A comment on Introspective-Haskell

Levent Erkok erkokl at gmail.com
Fri Dec 11 23:28:05 UTC 2015

My "hidden agenda" is to liberate the SBV library to work on Haskell
programs directly. (http://hackage.haskell.org/package/sbv)

SBV allows programming with symbolic values, allowing a certain class of
"proofs" to be done. It uses SMT solvers to do the actual "solving." It's
limited in what it can do so far as reasoning goes: It's mostly limited to
number types really (Word/Int/Float/Double etc.), but when it works, it
really can be effective. Right now, users of this library have to write
things like this:

   foo x y = ite (x .> y) (x+2) (x .< y)

Since I "cannot" reliably steal if-then-else (yes, I'm aware of
RebindableSyntax; but it has its own problems.), nor I can just use
comparison operators that insist on returning Bool that I cannot change.
But those are smaller problems: The bigger issue is that I cannot support
"case" expressions, pattern-matching, and all that stuff; since all that
mechanism is baked into the compiler and I've no way to arrange for a
pattern to "symbolically" match. This latter issue with pattern-matching
and lack of support for case-expressions is why the library is sort of
"hard-to-use" for a newcomer.

I tried TH/HSE before to see if I can let users write regular-Haskell and
have the expressions automatically made "symbolic" aware, but ran into a
lot of accidental complexity due to the extremely rich surface syntax. I'm
currently working on a plugin to do the same, which is much nicer to work
with; though you are correct that dealing with explicitly-typed core has
its complexities as well. However, I do find it to be much easier to work
with as compared to surface Haskell.

I suspect you guys went down to the "stand-alone" route with LiquidHaskell
when you had similar problems. That definitely is a great approach as well,
though I don't have the luxury of an academic research team to pursue that
line of thought. (LiquidHaskell rocks by the way; I'm a real fan.)

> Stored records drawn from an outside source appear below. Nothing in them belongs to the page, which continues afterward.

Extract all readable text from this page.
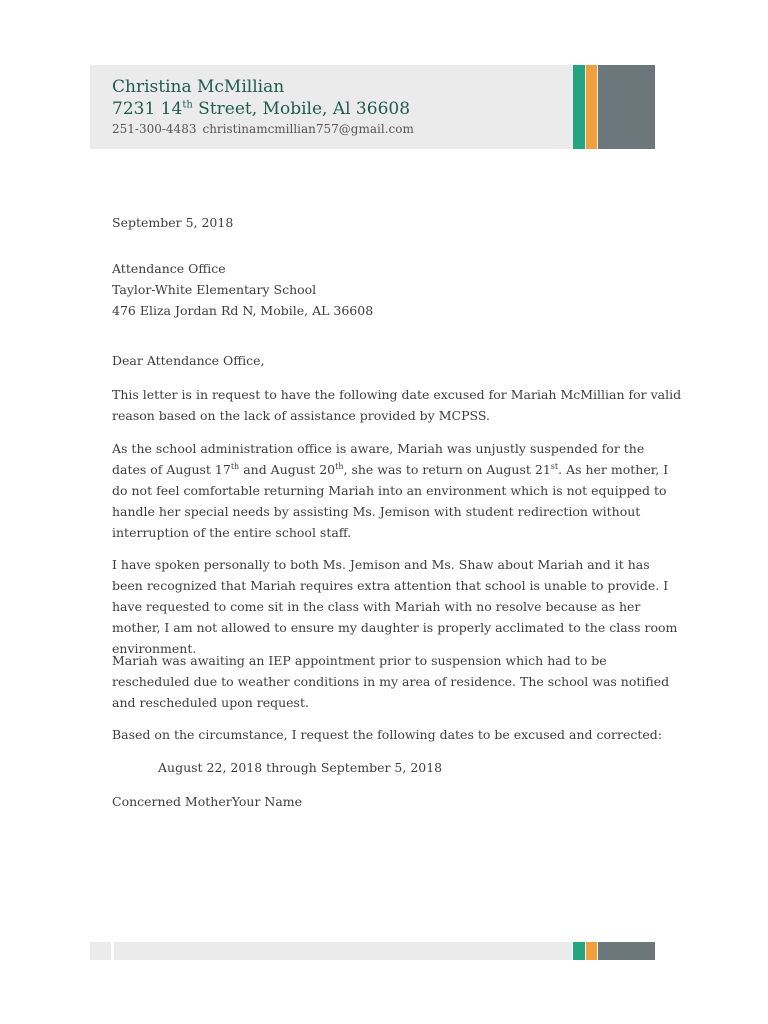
Christina McMillian
7231 14th Street, Mobile, Al 36608
251-300-4483 christinamcmillian757@gmail.com

September 5, 2018

Attendance Office

Taylor-White Elementary School

476 Eliza Jordan Rd N, Mobile, AL 36608

Dear Attendance Office,

This letter is in request to have the following date excused for Mariah McMillian for valid reason based on the lack of assistance provided by MCPSS.

As the school administration office is aware, Mariah was unjustly suspended for the dates of August 17th and August 20th, she was to return on August 21st. As her mother, I do not feel comfortable returning Mariah into an environment which is not equipped to handle her special needs by assisting Ms. Jemison with student redirection without interruption of the entire school staff.

I have spoken personally to both Ms. Jemison and Ms. Shaw about Mariah and it has been recognized that Mariah requires extra attention that school is unable to provide. I have requested to come sit in the class with Mariah with no resolve because as her mother, I am not allowed to ensure my daughter is properly acclimated to the class room environment.

Mariah was awaiting an IEP appointment prior to suspension which had to be rescheduled due to weather conditions in my area of residence. The school was notified and rescheduled upon request.

Based on the circumstance, I request the following dates to be excused and corrected:

August 22, 2018 through September 5, 2018

Concerned MotherYour Name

On Fri, Dec 11, 2015 at 3:13 PM, Eric Seidel <eric at seidel.io> wrote:

> On Fri, Dec 11, 2015, at 14:54, Levent Erkok wrote:
> > Spot on.. I really want "Template Core," independent of TH.
> >
> > To be honest, "GHC Plugins" already provides "Template Core" in this
> > sense;
> > but would be nicer if one can get his hands on the Core in the regular
> > Haskell context, not just in a plugin context. So, perhaps "Template
> > Core"
> > is not the biggest priority in the big scheme of things.
> I would caution against going the Core Plugin (or Template Core) route
> unless you really need to work with Core, e.g. if you're doing some sort
> of analysis and want to save your sanity by avoiding all of the surface
> syntax.
> Constructing and manipulating Core is quite tedious because Core is
> explicitly typed. This means that you have to instantiate type
> parameters of polymorphic functions/constructors yourself, and worse,
> you have to provide type-class dictionaries yourself. It's not
> impossible by any means, just a lot more work in my experience than
> working with surface syntax and letting GHC handle the rest :)
> I'm curious though, what specifically were you trying to use TH/HSE for
> in the past, analysis or code-generation?